Surat ini merupakan surat ketiga dalam Nahjul Balaghah. Selain itu, surat ini juga tercantum dalam beberapa kitab lainnya, seperti Amali karya Syekh Shaduq, Arba'in karya Syekh Baha'i, dan beberapa kitab dari kalangan Ahlusunah, seperti Dastur Ma'alim al-Hikam karya Qadhi Qudha'i (W. 454 H) dan Tadzkirat al-Khawash karya Sibth Ibn al-Jawzi (W. 654 H).
Pentingnya dan kedudukan
Surat Imam Ali kepada Syuraih al-Qadhi dianggap sebagai bukti ketegasan seorang pemimpin terhadap pejabat pemerintah. [1] Syuraih, sebagai hakim dan dalam posisi yang rentan terhadap tuduhan, tidak disetujui oleh Imam Ali as atas pembelian rumah yang dilakukannya. [2] Syuraih adalah hakim di Kufah. Umar bin Khattab telah mengangkatnya sebagai hakim di Kufah. [3] Ia tetap menjabat di masa pemerintahan Khalifah Utsman dan pemerintahan Imam Ali as. [4] Berdasarkan riwayat yang terdapat dalam al-Kafi, ketika Imam Ali as mengangkat Syuraih sebagai hakim, beliau membuat perjanjian dengan Syuraih bahwa ia tidak boleh mengeluarkan keputusan tanpa terlebih dahulu berkonsultasi dengan Imam. [5]

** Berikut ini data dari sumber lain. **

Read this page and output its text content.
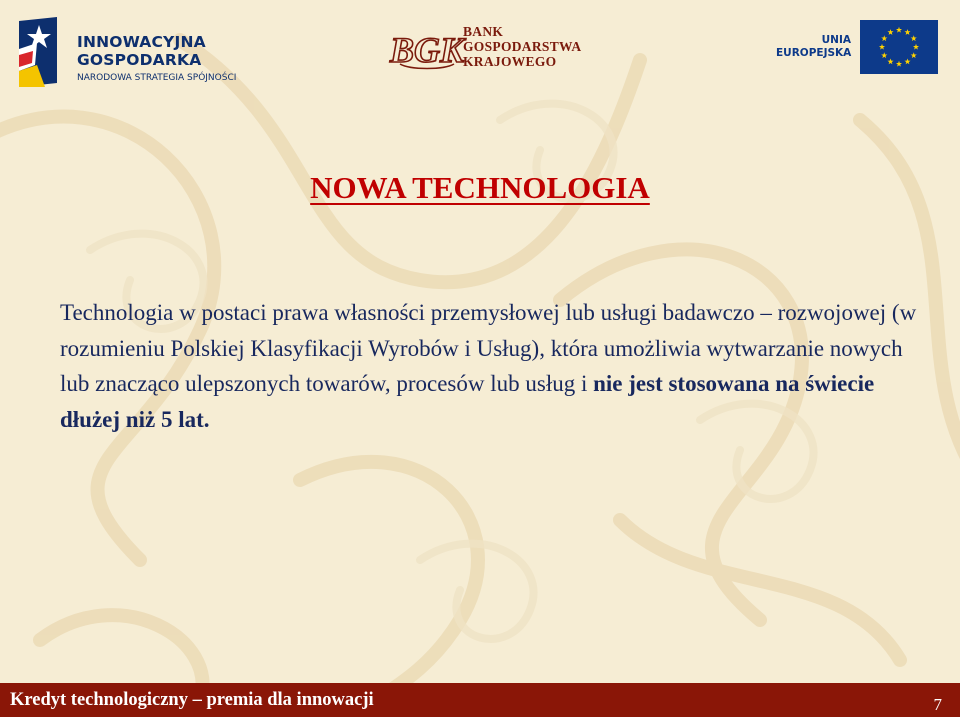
INNOWACYJNA
GOSPODARKA
NARODOWA STRATEGIA SPÓJNOŚCI
BGK
BANK
GOSPODARSTWA
KRAJOWEGO
UNIA
EUROPEJSKA
NOWA TECHNOLOGIA

Technologia w postaci prawa własności przemysłowej lub usługi badawczo – rozwojowej (w rozumieniu Polskiej Klasyfikacji Wyrobów i Usług), która umożliwia wytwarzanie nowych lub znacząco ulepszonych towarów, procesów lub usług i nie jest stosowana na świecie dłużej niż 5 lat.

Kredyt technologiczny – premia dla innowacji	7
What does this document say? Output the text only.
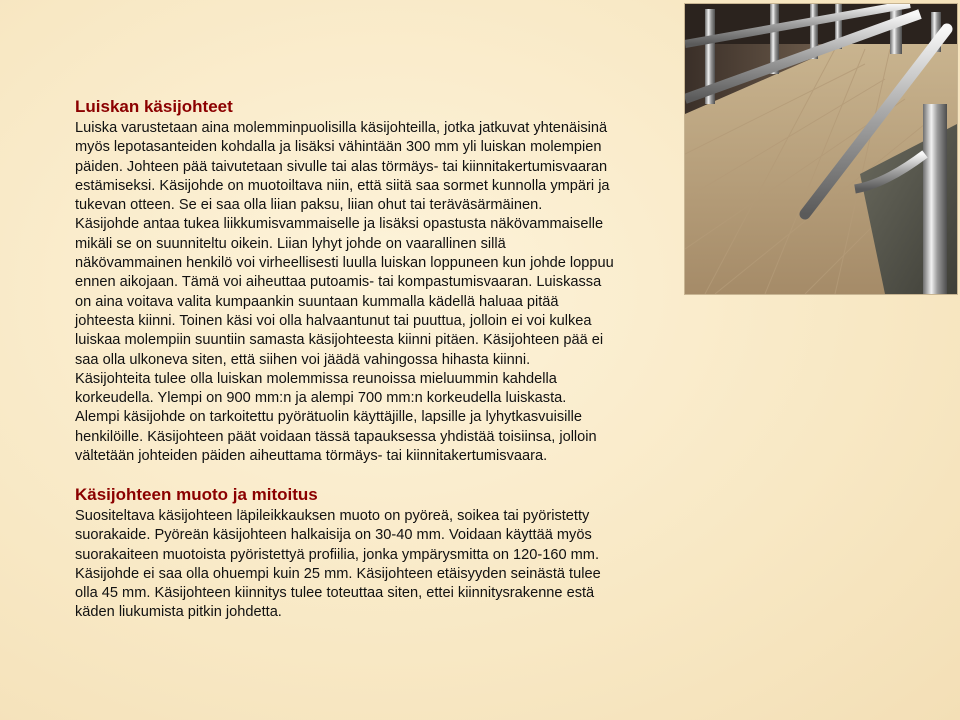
Luiskan käsijohteet

Luiska varustetaan aina molemminpuolisilla käsijohteilla, jotka jatkuvat yhtenäisinä

myös lepotasanteiden kohdalla ja lisäksi vähintään 300 mm yli luiskan molempien

päiden. Johteen pää taivutetaan sivulle tai alas törmäys- tai kiinnitakertumisvaaran

estämiseksi. Käsijohde on muotoiltava niin, että siitä saa sormet kunnolla ympäri ja

tukevan otteen. Se ei saa olla liian paksu, liian ohut tai teräväsärmäinen.

Käsijohde antaa tukea liikkumisvammaiselle ja lisäksi opastusta näkövammaiselle

mikäli se on suunniteltu oikein. Liian lyhyt johde on vaarallinen sillä

näkövammainen henkilö voi virheellisesti luulla luiskan loppuneen kun johde loppuu

ennen aikojaan. Tämä voi aiheuttaa putoamis- tai kompastumisvaaran. Luiskassa

on aina voitava valita kumpaankin suuntaan kummalla kädellä haluaa pitää

johteesta kiinni. Toinen käsi voi olla halvaantunut tai puuttua, jolloin ei voi kulkea

luiskaa molempiin suuntiin samasta käsijohteesta kiinni pitäen. Käsijohteen pää ei

saa olla ulkoneva siten, että siihen voi jäädä vahingossa hihasta kiinni.

Käsijohteita tulee olla luiskan molemmissa reunoissa mieluummin kahdella

korkeudella. Ylempi on 900 mm:n ja alempi 700 mm:n korkeudella luiskasta.

Alempi käsijohde on tarkoitettu pyörätuolin käyttäjille, lapsille ja lyhytkasvuisille

henkilöille. Käsijohteen päät voidaan tässä tapauksessa yhdistää toisiinsa, jolloin

vältetään johteiden päiden aiheuttama törmäys- tai kiinnitakertumisvaara.

Käsijohteen muoto ja mitoitus

Suositeltava käsijohteen läpileikkauksen muoto on pyöreä, soikea tai pyöristetty

suorakaide. Pyöreän käsijohteen halkaisija on 30-40 mm. Voidaan käyttää myös

suorakaiteen muotoista pyöristettyä profiilia, jonka ympärysmitta on 120-160 mm.

Käsijohde ei saa olla ohuempi kuin 25 mm. Käsijohteen etäisyyden seinästä tulee

olla 45 mm. Käsijohteen kiinnitys tulee toteuttaa siten, ettei kiinnitysrakenne estä

käden liukumista pitkin johdetta.
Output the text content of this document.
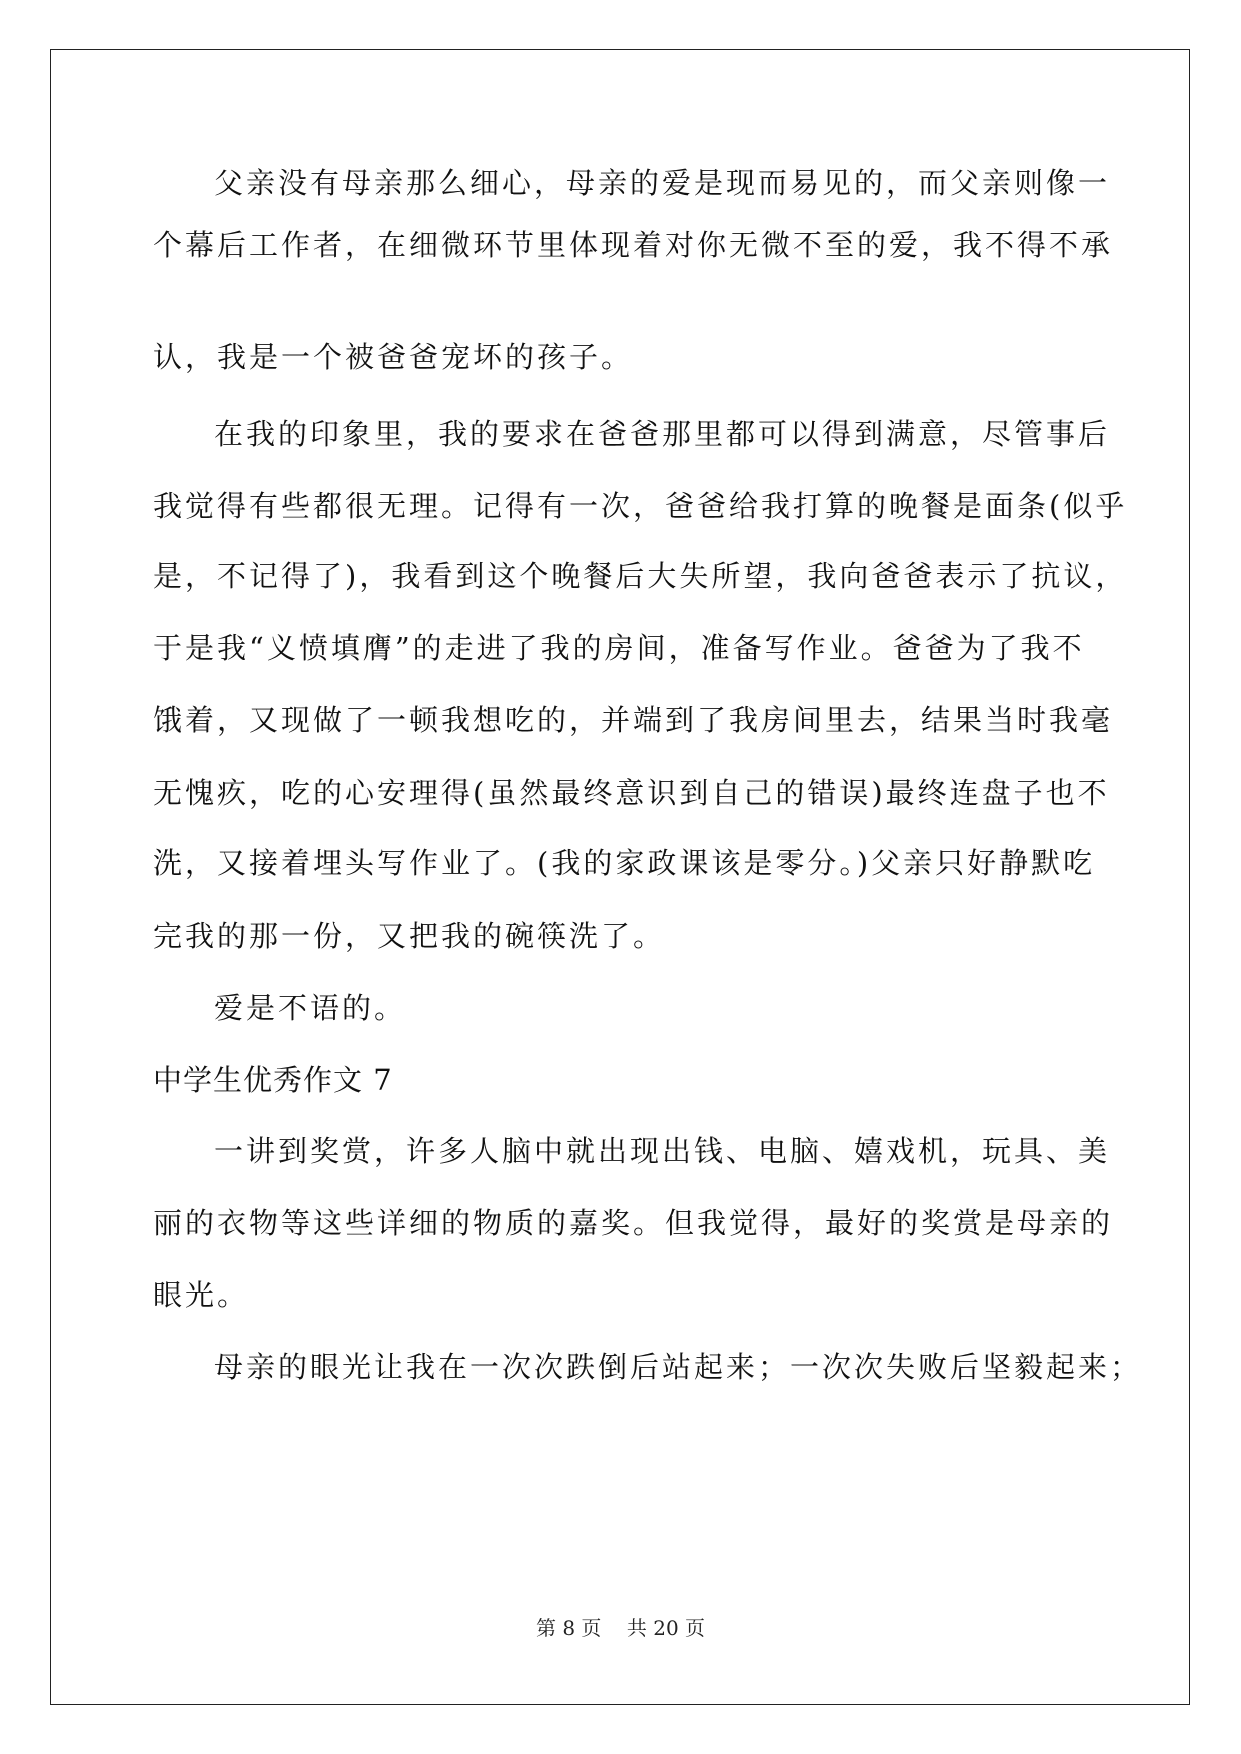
父亲没有母亲那么细心，母亲的爱是现而易见的，而父亲则像一
个幕后工作者，在细微环节里体现着对你无微不至的爱，我不得不承
认，我是一个被爸爸宠坏的孩子。
在我的印象里，我的要求在爸爸那里都可以得到满意，尽管事后
我觉得有些都很无理。记得有一次，爸爸给我打算的晚餐是面条(似乎
是，不记得了)，我看到这个晚餐后大失所望，我向爸爸表示了抗议，
于是我“义愤填膺”的走进了我的房间，准备写作业。爸爸为了我不
饿着，又现做了一顿我想吃的，并端到了我房间里去，结果当时我毫
无愧疚，吃的心安理得(虽然最终意识到自己的错误)最终连盘子也不
洗，又接着埋头写作业了。(我的家政课该是零分。)父亲只好静默吃
完我的那一份，又把我的碗筷洗了。
爱是不语的。
中学生优秀作文 7
一讲到奖赏，许多人脑中就出现出钱、电脑、嬉戏机，玩具、美
丽的衣物等这些详细的物质的嘉奖。但我觉得，最好的奖赏是母亲的
眼光。
母亲的眼光让我在一次次跌倒后站起来；一次次失败后坚毅起来；
第 8 页 共 20 页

Menurut Ayatullah Makarim Syirazi dalam Syarh Nahjul Balaghah, pemerintahan Imam Ali as dimulai setelah masa pemerintahan Utsman yang penuh dengan tantangan dan pemborosan besar terhadap harta negara, di mana banyak tokoh terkemuka dalam masyarakat Islam mulai hidup mewah. [6] Karena itu, Imam Ali as tidak menginginkan seorang hakim yang diangkatnya untuk hidup secara mewah. [7] Untuk menghentikan hal ini, Imam Ali as selalu memperingatkan dalam khutbah dan surat-suratnya, yang terkumpul dalam Nahjul Balaghah, tentang bahaya kehidupan duniawi dan kemewahan yang menipu. [8]
Latar Belakang dan Isi Surat
Pada masa pemerintahan Imam Ali as, Syuraih, seorang hakim, membeli sebuah rumah mahal seharga delapan puluh dinar. [9] Setelah mendengar kabar ini dan memastikan bahwa Syuraih benar-benar membeli rumah tersebut, Imam Ali as memanggilnya untuk menegurnya dan memperingatkannya bahwa kematian akan segera datang dan akan mengeluarkannya dari rumah itu. [10] Imam Ali as menasihati Syuraih agar membeli rumah tersebut dengan harta yang halal, karena jika tidak, dia akan menghadapi kerugian besar di dunia dan akhirat. [11]
Imam Ali as menulis sebuah surat spiritual untuk Syuraih, yang menunjukkan ketidaktertarikan terhadap dunia. Imam Ali as mengatakan bahwa jika Syuraih memahami isi surat tersebut, dia tidak akan menghabiskan bahkan satu dirham untuk membeli rumah itu. Dalam surat tersebut dijelaskan bahwa rumah itu berujung pada 4 hal buruk: pertama, bencana dan malapetaka; kedua, penderitaan; ketiga, hawa nafsu yang merusak; dan keempat, setan yang menyesatkan. Pintu rumah tersebut terbuka bagi setan. [12]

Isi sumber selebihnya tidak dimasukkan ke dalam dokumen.